Saturday, April 30, 2011

Why Doctors are Bad for Your Health - Part III

Well, apparently President Obama agrees!

Agrees with what? you ask.

That doctors, or rather hospitals, CAN be bad for your health!

'One recent study published in the journal Health Affairs estimated that 1 in 3 hospital patients experienced an "adverse event" such as being given the wrong medication, acquiring an infection or receiving the wrong surgical procedure." (McClatchy News Service).

On April 29,2011, the president took an important step toward rectifying this endemic quality of health care issue when he finalized plans to reward hospitals that provide high quality health care. These steps are a by-product of the new health care reform act the president signed into law last year.
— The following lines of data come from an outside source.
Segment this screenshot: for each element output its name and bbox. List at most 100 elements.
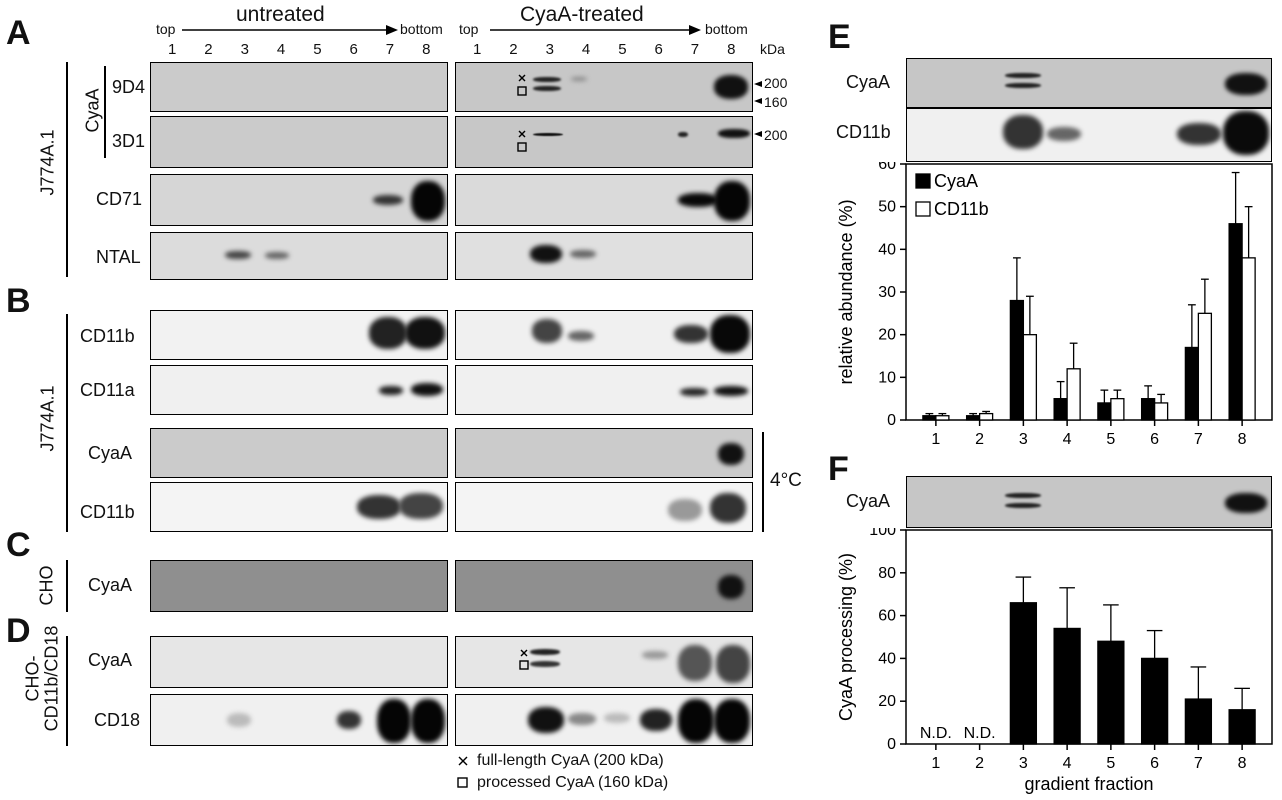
- cyaa-c-label: CyaA: [88, 575, 133, 595]
- lane-number: 6: [654, 41, 663, 58]
- y-tick-label: 0: [887, 412, 896, 429]
- x-tick-label: 6: [1150, 431, 1159, 448]
- lane-number: 4: [581, 41, 591, 58]
- y-tick-label: 100: [869, 528, 896, 539]
- blot-cd11a-untreated: [150, 365, 448, 415]
- y-tick-label: 50: [878, 199, 896, 216]
- bar-cd11b: [1241, 257, 1256, 421]
- band: [337, 711, 361, 729]
- band: [1225, 493, 1267, 513]
- cyaa-d-label: CyaA: [88, 650, 133, 670]
- blot-cd11b-4c-untreated: [150, 482, 448, 532]
- y-tick-label: 80: [878, 565, 896, 582]
- nd-label: N.D.: [964, 725, 996, 742]
- band: [1177, 123, 1221, 145]
- x-tick-label: 7: [1194, 431, 1203, 448]
- band: [714, 386, 748, 396]
- blot-3d1-treated: [455, 116, 753, 168]
- panel-letter-f: F: [828, 450, 849, 488]
- legend-swatch-cd11b: [915, 201, 931, 217]
- band: [1005, 73, 1041, 78]
- bar-cd11b: [1110, 398, 1125, 421]
- y-tick-label: 0: [887, 736, 896, 753]
- band: [678, 645, 712, 681]
- band: [718, 129, 750, 138]
- cd11a-label: CD11a: [80, 380, 135, 400]
- lane-number: 5: [313, 41, 322, 58]
- blot-chocd-cyaa-untreated: [150, 636, 448, 688]
- e-blot-cyaa-label: CyaA: [846, 72, 891, 92]
- band: [1225, 73, 1267, 95]
- bar-cyaa: [1097, 402, 1112, 421]
- lane-number: 1: [168, 41, 177, 58]
- blot-cyaa-4c-treated: [455, 428, 753, 478]
- bar-cyaa: [1228, 223, 1243, 421]
- x-tick-label: 1: [931, 431, 940, 448]
- lane-number: 3: [240, 41, 249, 58]
- lane-number: 2: [509, 41, 518, 58]
- panel-letter-d: D: [6, 612, 31, 650]
- band: [530, 245, 562, 263]
- temp-bracket: [762, 432, 764, 532]
- band: [1047, 127, 1081, 141]
- x-tick-label: 5: [1106, 755, 1115, 772]
- bar-value: [1009, 602, 1038, 745]
- mw-200b-label: 200: [764, 127, 788, 143]
- band: [1005, 493, 1041, 498]
- x-tick-label: 8: [1238, 755, 1247, 772]
- blot-9d4-untreated: [150, 62, 448, 112]
- band: [357, 495, 401, 519]
- y-tick-label: 30: [878, 284, 896, 301]
- band: [530, 661, 560, 667]
- band: [528, 707, 564, 733]
- lane-number: 4: [276, 41, 286, 58]
- bar-cd11b: [1153, 402, 1169, 421]
- e-blot-cyaa: [906, 58, 1272, 108]
- bar-cyaa: [1140, 398, 1156, 421]
- cd18-label: CD18: [94, 710, 141, 730]
- lane-number: 8: [422, 41, 431, 58]
- f-blot-cyaa-label: CyaA: [846, 491, 891, 511]
- f-blot-cyaa: [906, 476, 1272, 528]
- band: [604, 713, 630, 723]
- cyaa-b-label: CyaA: [88, 443, 133, 463]
- x-tick-label: 4: [1063, 431, 1072, 448]
- band-markers: [457, 74, 762, 788]
- bar-value: [1184, 698, 1213, 745]
- lane-number: 8: [727, 41, 736, 58]
- x-tick-label: 2: [975, 755, 984, 772]
- bar-cd11b: [978, 412, 994, 421]
- y-tick-label: 60: [878, 162, 896, 173]
- chart-f: 0 20 40 60 80 100 CyaA processing (%) 1 2 3 4 5 6 7 8 N…: [836, 528, 1273, 794]
- band: [1005, 83, 1041, 88]
- bar-value: [1228, 709, 1256, 745]
- blot-cho-cyaa-untreated: [150, 560, 448, 612]
- cd11b-label: CD11b: [80, 326, 135, 346]
- y-tick-label: 40: [878, 241, 896, 258]
- blot-cd71-untreated: [150, 174, 448, 226]
- band: [668, 499, 702, 521]
- band: [379, 386, 403, 395]
- bar-value: [1097, 640, 1125, 745]
- blot-cd71-treated: [455, 174, 753, 226]
- blot-cho-cyaa-treated: [455, 560, 753, 612]
- x-tick-label: 7: [1194, 755, 1203, 772]
- band: [533, 77, 561, 82]
- band: [227, 713, 251, 727]
- blot-cd11b-untreated: [150, 310, 448, 360]
- mw-200-label: 200: [764, 75, 788, 91]
- band: [710, 493, 746, 523]
- x-tick-label: 5: [1106, 431, 1115, 448]
- blot-cd11b-4c-treated: [455, 482, 753, 532]
- cho-bracket: [66, 560, 68, 612]
- untreated-label: untreated: [236, 3, 325, 26]
- legend-label-cyaa: CyaA: [934, 171, 978, 191]
- blot-ntal-untreated: [150, 232, 448, 280]
- y-tick-label: 40: [878, 650, 896, 667]
- ab-9d4-label: 9D4: [112, 77, 146, 97]
- band: [718, 575, 744, 599]
- y-axis-label: CyaA processing (%): [836, 553, 856, 721]
- band: [716, 645, 750, 683]
- y-axis-label: relative abundance (%): [836, 199, 856, 384]
- panel-letter-e: E: [828, 18, 851, 56]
In other words, hospitals that reduce that 1-in-3 ratio of mistakes and inappropriate treatment will receive more money from Medicare than those institutions that continue to misdiagnose and fail to take adequate precautions against secondary infections such as Staph and others

We all know of people have gone into hospital for a surgical procedure only to contract pneumonia or some viral infection that delays and complicates recovery from that surgery.
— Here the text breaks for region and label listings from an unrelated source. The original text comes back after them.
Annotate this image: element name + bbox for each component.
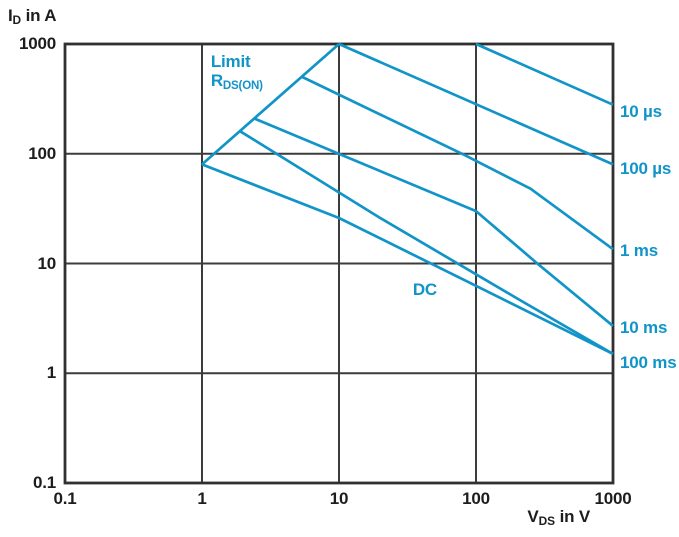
curve-pulse-10ms — [253, 117, 614, 327]
curve-label-pulse-100ms: 100 ms — [620, 352, 677, 372]
y-axis-title-symbol: I — [8, 6, 13, 25]
x-tick-label-10: 10 — [329, 489, 349, 508]
y-tick-label-0.1: 0.1 — [32, 473, 56, 492]
curve-pulse-100us — [338, 42, 614, 166]
x-tick-label-100: 100 — [462, 489, 490, 508]
x-axis-title-units: in V — [555, 507, 591, 526]
curve-pulse-10us — [475, 42, 614, 106]
limit-label-line1: Limit — [210, 52, 251, 72]
y-tick-label-1: 1 — [46, 363, 56, 383]
limit-rdson-label: Limit RDS(ON) — [211, 52, 263, 93]
curve-dc — [201, 163, 614, 356]
y-tick-label-100: 100 — [28, 143, 56, 163]
limit-label-symbol: R — [210, 71, 223, 91]
curve-label-pulse-1ms: 1 ms — [620, 241, 658, 261]
x-axis-title-subscript: DS — [538, 513, 556, 528]
curve-pulse-1ms — [301, 75, 614, 251]
y-axis-title-subscript: D — [12, 12, 22, 27]
curve-label-pulse-10us: 10 µs — [620, 101, 662, 121]
dc-label: DC — [412, 279, 437, 299]
x-axis-title-symbol: V — [527, 507, 539, 526]
limit-label-subscript: DS(ON) — [222, 79, 263, 92]
curve-pulse-100ms — [239, 130, 614, 356]
y-axis-title: ID in A — [8, 6, 57, 27]
x-tick-label-1: 1 — [197, 489, 207, 508]
x-axis-title: VDS in V — [410, 507, 591, 528]
y-tick-label-1000: 1000 — [18, 34, 56, 53]
curve-label-pulse-100us: 100 µs — [620, 159, 672, 179]
y-axis-title-units: in A — [21, 6, 57, 25]
x-tick-label-1000: 1000 — [594, 489, 632, 508]
y-tick-label-10: 10 — [37, 253, 56, 273]
curve-label-pulse-10ms: 10 ms — [620, 317, 668, 337]
x-tick-label-0.1: 0.1 — [53, 489, 77, 508]
curve-limit-rdson — [201, 42, 340, 166]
The hope is by hitting hospitals where it hurts, that is in the pocket-book, the Obama administration will gain traction in a bid to improve the quality of health care without sacrificing the many benefits that Medicare confers on Americans.

Sunday, April 10, 2011

Why Doctors are Bad for Your Health - Part II

In my last Blog I noted that an 85-year family friend, who has since died, saw very little of doctors during his life on Earth. Maybe he'll meet a few in Heaven. Until he suffered a massive stroke earlier this year, it was thought that he had not been to a doctor since he was in the Service during World War II. Not strictly accurate, I am told; but not too far from the truth. Once, aged 45 or so, he voluntarily visited a doctor, for something specific. About 10 years ago he broke his wrist - so there was a doctor involved for that. Doctors wanted to operate on the wrist to repair it, but he said NO. And not on religious grounds.

Until well into the twentieth century medicine was such that a visit to a doctor was best avoided.

It had been worse in the 19th Century, as military campaigns suffered huge casualties due to disease. Soldiers suffered at the hands of surgeons who, in many cases, were little more than meat butchers. During the American Civil War more soldiers died of disease than perished in battle, despite the terrible slaughter at battles such as Antietam and Gettysburg.

So are doctors bad for your health? I don't necessarily believe it, but I have many reasons to avoid hospitals and hospitalization.

Not least because I could come out missing the wrong limb, or be misdiagnosed with a terminal illness. But what scares me also about hospitals is the fear that I could go in for some minor procedure; and nearly die from a staph infection, as happened to my wife's aunt a few years ago.

Doctors are human beings who can take on a God-like status: which ill-fits them. May be it is a power thing: you know being able to dispense life and death. We all know good, kind and capable doctors. We also know doctors who are arrogant, teacher-knows-best types, with lousy bedside manners. Competence may excuse a bad bedside manner; but only rarely. After all, a patient should be treated as a human being by members of the Caring Profession.

A Code of Silence

Here is what bothers me about doctors collectively. Their code of silence. They back each other to the hilt, when they shouldn't.

Take the case of Dr. Kermit Gosnell, the Philadelphia back street abortionist, whose butchery and ineptitude practiced on desperate women, was covered up by the very doctors who had to sort out his surgical mess. Doctors at the University of Pennsylvania Health System, which operates two hospitals within a mile of Gosnell's clinic in West Philadelphia, saw at least six of those patients - two of whom died.

But, according to a report by the Associated Press, 'they largely failed in their legal and ethical duties to report their peer's incompetence." Much in the same way that certain Roman Catholic bishops colluded with pedophile priests under their jurisdiction, which, as a Catholic, leaves a horrid, bitter taste in my mouth.

"Why did these doctors who treated these women fail to report a fellow physician who was so obviously endangering his patients," wrote the Philadelphia grand jurors who, according to the same AP report, recommended a slew of charges against Gosnell and his staff.

Maybe the problems is specific to Philadelphia's health care system. My son, for one, had a very bad experience concerning psychiatric health care in the Philadelphia health care system. The source of this woeful tale is a registered psychiatrist who took a laissez-faire approach to monitoring my son's well being after prescribing him a powerful medication to treat his depression.

That hands-off attitude nearly proved fatal to my son. Judging from responses he and I have got from that trick cyclist, he apparently could care less about my son.

So maybe my family friend was on to something.